Ia hanya takut langit kembali patah hati
Karena setelahnya, langit harus kembali merutuki rindu
Entah kapan ia kan kembali menyapa bumi
Menghujamkan setiap derainya
Menebarkan tempias pada tiap lekuk tanah basah
Hingga bumi tahu,
Betapa pedih menahan setumpuk rindu
Abu menutup buku catatan kecilnya. Buku yang selalu ia bawa di manapun berada. Dalam buku itu, ia biasa menulis apapun yang tak sengaja terlintas di kepalanya. Sebagai penulis, Abu tentu tidak ingin melewatkan sekata pun yang ia dapatkan. Dan menuliskannya di buku itu adalah caranya menyimpan. Karena ia sadar bahwa memori di kepalanya tidak akan muat untuk menyimpan tiap ide tulisannya.
Seperti juga pagi itu. Duduk di teras belakang rumahnya, ditemani secangkir cappuccino panas buatan mama. Apalagi, selepas Dhuha, matahari masih saja enggan menyapa. Halaman kecil belakang rumah Abu masih tampak berkabut. Abu baru menyadari, sepertinya, hujan semalam cukup deras. Kebersamaannya dengan Zahra di café hingga mengantarnya pulang, membuat Abu benar-benar tidak peduli pada sekitarnya. Bahkan hujan deras yang telah mengguyur kota kelahirannya pun baru ia sadari pagi ini.
Terlalu bahagia? Mungkin. Mengingat pertemuan semalam, Abu menarik kedua ujung bibirnya, tersenyum. “Astaghfirullah, kenapa gue masih begini aja ya? Zahra. Guna-guna apa sih yang lo mantrakan ke gue?” Sesekali Abu bergumam sendiri. “Astagfirullahaladzim. Mikir apa sih gue? Heghhh!” Abu menutup wajahnya dengan kedua telapak tangannya.
Dipandanginya cangkir cappuccino di meja yang terlihat membisu. Seakan ikut merasakan kegelisahan Abu, kepulan asapnya pun kian memudar. Abu menyesapi bibir cangkir berisi cappuccino yang sudah mulai menghangat.
“Sayang…”
“Eh, mama.”
“Mama ngagetin kamu, ya?”
“Ah, nggak kok, ma.”
“Oya, semalem, kamu bilang, kamu habis nganterin Zahra?” Abu memandang mama dan tersenyum.
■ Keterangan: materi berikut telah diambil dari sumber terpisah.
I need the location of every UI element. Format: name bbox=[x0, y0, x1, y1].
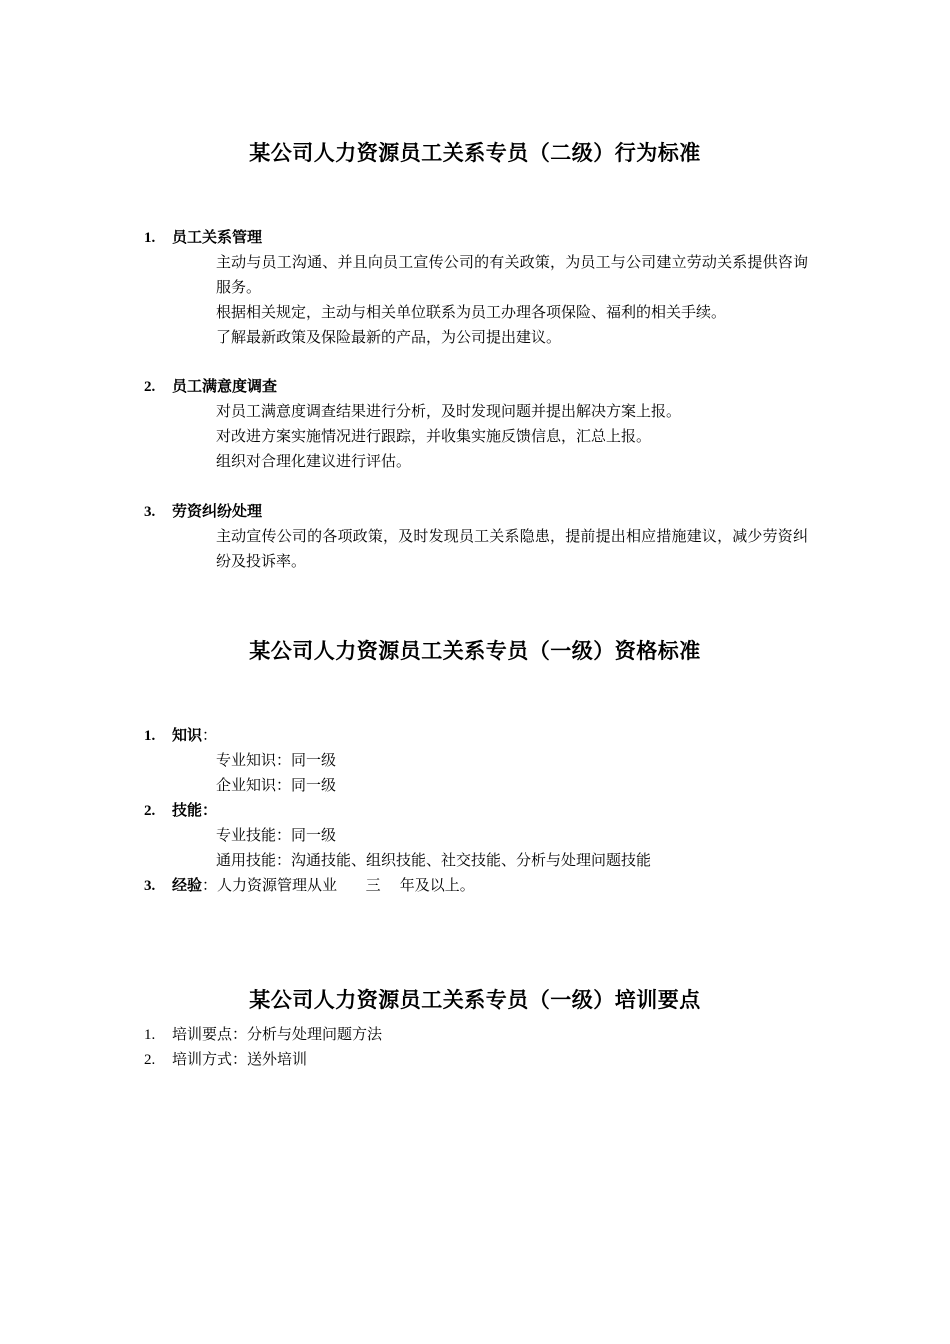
item-text: 培训要点：分析与处理问题方法 bbox=[172, 1025, 383, 1043]
item-number: 2. bbox=[144, 1052, 156, 1068]
item-label: 劳资纠纷处理 bbox=[172, 502, 263, 520]
item-number: 3. bbox=[144, 504, 156, 520]
item-paragraph: 对改进方案实施情况进行跟踪，并收集实施反馈信息，汇总上报。 bbox=[216, 427, 652, 445]
item-number: 2. bbox=[144, 803, 156, 819]
item-heading-employee-relations bbox=[144, 227, 262, 248]
item-label: 员工满意度调查 bbox=[172, 377, 278, 395]
section-title-qualification-standard: 某公司人力资源员工关系专员（一级）资格标准 bbox=[249, 639, 701, 663]
item-number: 1. bbox=[144, 1027, 156, 1043]
item-label: 技能： bbox=[172, 801, 218, 819]
item-paragraph: 根据相关规定，主动与相关单位联系为员工办理各项保险、福利的相关手续。 bbox=[216, 303, 727, 321]
item-paragraph: 主动宣传公司的各项政策，及时发现员工关系隐患，提前提出相应措施建议，减少劳资纠纷及投诉率。 bbox=[216, 527, 808, 570]
item-label-suffix: ： bbox=[202, 726, 218, 744]
item-paragraph: 专业知识：同一级 bbox=[216, 751, 337, 769]
item-number: 2. bbox=[144, 379, 156, 395]
item-heading-skills bbox=[144, 800, 217, 821]
item-label-suffix: ：人力资源管理从业 三 年及以上。 bbox=[202, 876, 475, 894]
item-paragraph: 主动与员工沟通、并且向员工宣传公司的有关政策，为员工与公司建立劳动关系提供咨询服务。 bbox=[216, 253, 808, 296]
item-heading-labor-dispute bbox=[144, 501, 262, 522]
item-paragraph: 对员工满意度调查结果进行分析，及时发现问题并提出解决方案上报。 bbox=[216, 402, 682, 420]
section-title-training-points: 某公司人力资源员工关系专员（一级）培训要点 bbox=[249, 988, 701, 1012]
training-item bbox=[144, 1049, 307, 1070]
item-number: 1. bbox=[144, 728, 156, 744]
item-text: 培训方式：送外培训 bbox=[172, 1050, 308, 1068]
item-heading-knowledge bbox=[144, 725, 217, 746]
item-paragraph: 企业知识：同一级 bbox=[216, 776, 337, 794]
item-heading-satisfaction-survey bbox=[144, 376, 277, 397]
item-number: 3. bbox=[144, 878, 156, 894]
training-item bbox=[144, 1024, 382, 1045]
item-label: 知识 bbox=[172, 726, 203, 744]
item-label: 员工关系管理 bbox=[172, 228, 263, 246]
item-paragraph: 组织对合理化建议进行评估。 bbox=[216, 452, 412, 470]
item-paragraph: 通用技能：沟通技能、组织技能、社交技能、分析与处理问题技能 bbox=[216, 851, 652, 869]
item-paragraph: 了解最新政策及保险最新的产品，为公司提出建议。 bbox=[216, 328, 562, 346]
item-label: 经验 bbox=[172, 876, 203, 894]
item-paragraph: 专业技能：同一级 bbox=[216, 826, 337, 844]
section-title-behavior-standard: 某公司人力资源员工关系专员（二级）行为标准 bbox=[249, 141, 701, 165]
item-heading-experience bbox=[144, 875, 475, 896]
item-number: 1. bbox=[144, 230, 156, 246]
Hanya anggukan kecil yang ia berikan sebagai jawaban. “Lalu? Kalian ngobrol? Ngobrol apa aja? Oya, Zahra apa kabar? Tinggal di mana dia sekarang? Ajak ke rumah donk, Abu. Mama juga pengen ketemu. Mama juga kangen.”
Abu hanya melebarkan senyumnya mendengar interview dari mama.
“Ih, kok malah ketawa sih kamu.”
“Mama sih, lucu.”
“Kok lucu? Harusnya kamu yang buruan ceritanya. Biar mama nggak kepo.”
Abu makin meninggikan nada tertawanya mendengar kalimat mama. Apalagi, melihat ekspresi wajah mama yang terlihat kesal dengan jawaban Abu. Ditambah lagi, intonasi mama yang terdengar sedikit merengek. Mana anak, mana mama, membuat Abu makin melepaskan tawanya di beranda belakang rumahnya itu. Hingga pagi yang masih terasa dingin oleh kabut, tiba-tiba menghangat di antara obrolan mama dan Abu yang saling melepas canda dan rindu.
***
Aroma petrichor makin menghilang, pun cappuccino mereka telah dingin sempurna. Namun, Abu masih menikmati pertemuannya dengan Zahra. Setelah sekian lama mereka tidak berbincang, inginnya Abu menghentikan saja waktu. Berharap malam tak merayap terlalu cepat.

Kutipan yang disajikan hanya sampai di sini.